3.2 FunnelPlotR methods

Funnel plots are particularly valuable in identifying publication bias, a phenomenon where studies reporting positive or statistically significant results are more likely to be published than studies with neutral or negative findings. Funnel plots visually depict the distribution of study effects, helping researchers detect asymmetry.
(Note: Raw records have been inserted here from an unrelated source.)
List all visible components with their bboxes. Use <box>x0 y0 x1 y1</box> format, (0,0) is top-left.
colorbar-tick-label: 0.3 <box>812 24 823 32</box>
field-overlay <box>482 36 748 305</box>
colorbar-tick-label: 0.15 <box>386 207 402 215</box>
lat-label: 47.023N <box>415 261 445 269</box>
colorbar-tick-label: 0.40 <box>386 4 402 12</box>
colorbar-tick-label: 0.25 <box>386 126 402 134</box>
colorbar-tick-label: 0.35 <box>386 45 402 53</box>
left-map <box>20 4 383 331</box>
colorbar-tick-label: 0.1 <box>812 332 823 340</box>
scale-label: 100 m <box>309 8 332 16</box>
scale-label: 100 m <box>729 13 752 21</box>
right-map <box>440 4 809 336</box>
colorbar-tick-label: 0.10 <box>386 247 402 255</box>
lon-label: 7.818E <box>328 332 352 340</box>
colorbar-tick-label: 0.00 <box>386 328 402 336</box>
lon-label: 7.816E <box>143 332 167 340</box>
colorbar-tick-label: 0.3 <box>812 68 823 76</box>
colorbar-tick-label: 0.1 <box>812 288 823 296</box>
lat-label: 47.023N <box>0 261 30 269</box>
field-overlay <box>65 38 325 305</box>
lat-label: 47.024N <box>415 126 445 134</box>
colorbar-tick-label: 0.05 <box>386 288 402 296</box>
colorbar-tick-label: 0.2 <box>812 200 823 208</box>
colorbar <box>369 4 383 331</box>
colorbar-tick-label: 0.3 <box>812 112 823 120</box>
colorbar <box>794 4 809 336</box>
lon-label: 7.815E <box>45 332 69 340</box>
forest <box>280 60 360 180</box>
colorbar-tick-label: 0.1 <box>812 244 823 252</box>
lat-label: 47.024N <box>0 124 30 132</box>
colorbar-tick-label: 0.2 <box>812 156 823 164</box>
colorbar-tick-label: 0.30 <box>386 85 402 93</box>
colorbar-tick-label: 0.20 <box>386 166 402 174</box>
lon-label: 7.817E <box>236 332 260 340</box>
Funnel plots can also reveal small-study effects, where smaller studies show more extreme results compared to larger studies. This can indicate potential biases in the selection or reporting of smaller studies.

Show the code
funnel_plot(
  numerator = covid19$Death,
  denominator = covid19$Positive,
  group = covid19$`Sub-district`,
  data_type = "PR",   
  xrange = c(0, 6500),  
  yrange = c(0, 0.05),
  label = NA,
  title = "Cumulative COVID-19 Fatality Rate by Cumulative Total Number of COVID-19 Positive Cases", #<<           
  x_label = "Cumulative COVID-19 Positive Cases", #<<
  y_label = "Cumulative Fatality Rate"  #<<
)

A funnel plot object with 267 points of which 7 are outliers. 
Plot is adjusted for overdispersion. 

3.3 Funnel Plot for Fair Visual Comparison: ggplot2 methods

The following code chunk enable to create funnel plot manually.

Show the code
#Computing the basic derived fields
df <- covid19 %>%
  mutate(rate = Death / Positive) %>%
  mutate(rate.se = sqrt((rate*(1-rate)) / (Positive))) %>%
  filter(rate > 0)
fit.mean <- weighted.mean(df$rate, 1/df$rate.se^2)
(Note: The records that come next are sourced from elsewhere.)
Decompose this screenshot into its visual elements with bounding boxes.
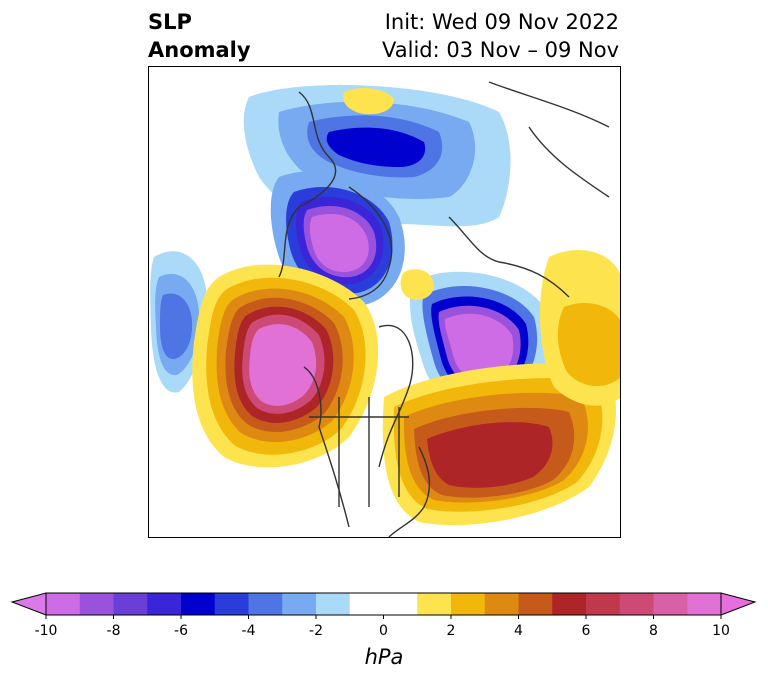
colorbar-tick-label: 6 <box>582 623 591 639</box>
colorbar-tick-label: 0 <box>379 623 388 639</box>
colorbar-bin <box>113 593 148 615</box>
colorbar-bin <box>687 593 722 615</box>
colorbar-bin <box>181 593 216 615</box>
colorbar-bin <box>552 593 587 615</box>
colorbar-over-arrow <box>720 592 757 616</box>
anomaly-alaska-positive <box>192 264 379 468</box>
valid-period: Init: Wed 09 Nov 2022 Valid: 03 Nov – 09… <box>382 8 619 64</box>
colorbar-under-arrow <box>10 592 47 616</box>
anomaly-small-positive <box>343 87 434 300</box>
colorbar-bin <box>316 593 351 615</box>
colorbar-bin <box>147 593 182 615</box>
colorbar-tick-label: 8 <box>649 623 658 639</box>
colorbar-tick-label: -10 <box>35 623 58 639</box>
chart-title: SLP Anomaly <box>148 8 251 64</box>
colorbar-bin <box>417 593 452 615</box>
title-line-1: SLP <box>148 10 192 34</box>
colorbar-tick-label: 10 <box>712 623 730 639</box>
colorbar-bin <box>653 593 688 615</box>
colorbar-unit-label: hPa <box>364 645 404 669</box>
colorbar-tick-label: -2 <box>309 623 323 639</box>
colorbar-ticks: -10 -8 -6 -4 -2 0 2 4 6 8 10 <box>35 615 730 639</box>
colorbar-bin <box>619 593 654 615</box>
colorbar-bins <box>46 593 722 615</box>
colorbar-bin <box>46 593 81 615</box>
colorbar-bin <box>586 593 621 615</box>
init-label: Init: Wed 09 Nov 2022 <box>384 10 619 34</box>
slp-anomaly-map <box>148 66 621 538</box>
anomaly-arctic-negative <box>270 171 405 306</box>
valid-label: Valid: 03 Nov – 09 Nov <box>382 38 619 62</box>
colorbar-tick-label: -4 <box>242 623 256 639</box>
colorbar-bin <box>451 593 486 615</box>
map-canvas <box>150 81 620 537</box>
colorbar-bin <box>484 593 519 615</box>
colorbar-tick-label: -6 <box>174 623 188 639</box>
anomaly-asia-positive <box>539 249 620 406</box>
colorbar-bin <box>248 593 283 615</box>
coastlines <box>278 81 610 537</box>
colorbar-tick-label: 4 <box>514 623 523 639</box>
anomaly-atlantic-positive <box>382 363 616 526</box>
colorbar-bin <box>214 593 249 615</box>
colorbar-bin <box>282 593 317 615</box>
colorbar-tick-label: 2 <box>447 623 456 639</box>
colorbar-bin <box>349 593 418 615</box>
title-line-2: Anomaly <box>148 38 251 62</box>
colorbar: -10 -8 -6 -4 -2 0 2 4 6 8 10 <box>10 592 757 639</box>
colorbar-bin <box>79 593 114 615</box>
colorbar-tick-label: -8 <box>107 623 121 639</box>
colorbar-bin <box>518 593 553 615</box>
#Calculate lower and upper limits for 95% and 99.9% CI
number.seq <- seq(1, max(df$Positive), 1)
number.ll95 <- fit.mean - 1.96 * sqrt((fit.mean*(1-fit.mean)) / (number.seq)) 
number.ul95 <- fit.mean + 1.96 * sqrt((fit.mean*(1-fit.mean)) / (number.seq)) 
number.ll999 <- fit.mean - 3.29 * sqrt((fit.mean*(1-fit.mean)) / (number.seq)) 
number.ul999 <- fit.mean + 3.29 * sqrt((fit.mean*(1-fit.mean)) / (number.seq)) 
dfCI <- data.frame(number.ll95, number.ul95, number.ll999, 
                   number.ul999, number.seq, fit.mean)

#Plotting a static funnel plot
p <- ggplot(df, aes(x = Positive, y = rate)) +
  geom_point(aes(label=`Sub-district`), 
             alpha=0.4) +
  geom_line(data = dfCI, 
            aes(x = number.seq, 
                y = number.ll95), 
            size = 0.4, 
            colour = "grey40", 
            linetype = "dashed") +
  geom_line(data = dfCI, 
            aes(x = number.seq, 
                y = number.ul95), 
            size = 0.4, 
            colour = "grey40", 
            linetype = "dashed") +
  geom_line(data = dfCI, 
            aes(x = number.seq, 
                y = number.ll999), 
            size = 0.4, 
            colour = "grey40") +
  geom_line(data = dfCI, 
            aes(x = number.seq, 
                y = number.ul999), 
            size = 0.4, 
            colour = "grey40") +
  geom_hline(data = dfCI, 
             aes(yintercept = fit.mean), 
             size = 0.4, 
             colour = "grey40") +
  coord_cartesian(ylim=c(0,0.05)) +
  annotate("text", x = 1, y = -0.13, label = "95%", size = 3, colour = "grey40") + 
  annotate("text", x = 4.5, y = -0.18, label = "99%", size = 3, colour = "grey40") + 
  ggtitle("Cumulative Fatality Rate by Cumulative Number of COVID-19 Cases") +
  xlab("Cumulative Number of COVID-19 Cases") + 
  ylab("Cumulative Fatality Rate") +
  theme_light() +
  theme(plot.title = element_text(size=12),
        legend.position = c(0.91,0.85), 
        legend.title = element_text(size=7),
        legend.text = element_text(size=7),
        legend.background = element_rect(colour = "grey60", linetype = "dotted"),
        legend.key.height = unit(0.3, "cm"))

#Interactive Funnel Plot: plotly + ggplot2
fp_ggplotly <- ggplotly(p,
  tooltip = c("label", 
              "x", 
              "y"))
Error in ggplotly(p, tooltip = c("label", "x", "y")): could not find function "ggplotly"
Show the code
fp_ggplotly
Error in eval(expr, envir, enclos): object 'fp_ggplotly' not found

In summary, while ggplot2 is not inherently designed for funnel plots in the context of meta-analysis, it provides a powerful and flexible platform for creating custom visualizations, including funnel plots. The choice between the standard funnel plot methodology and ggplot2 would depend on the specific requirements of the analysis and the desired level of customization and flexibility.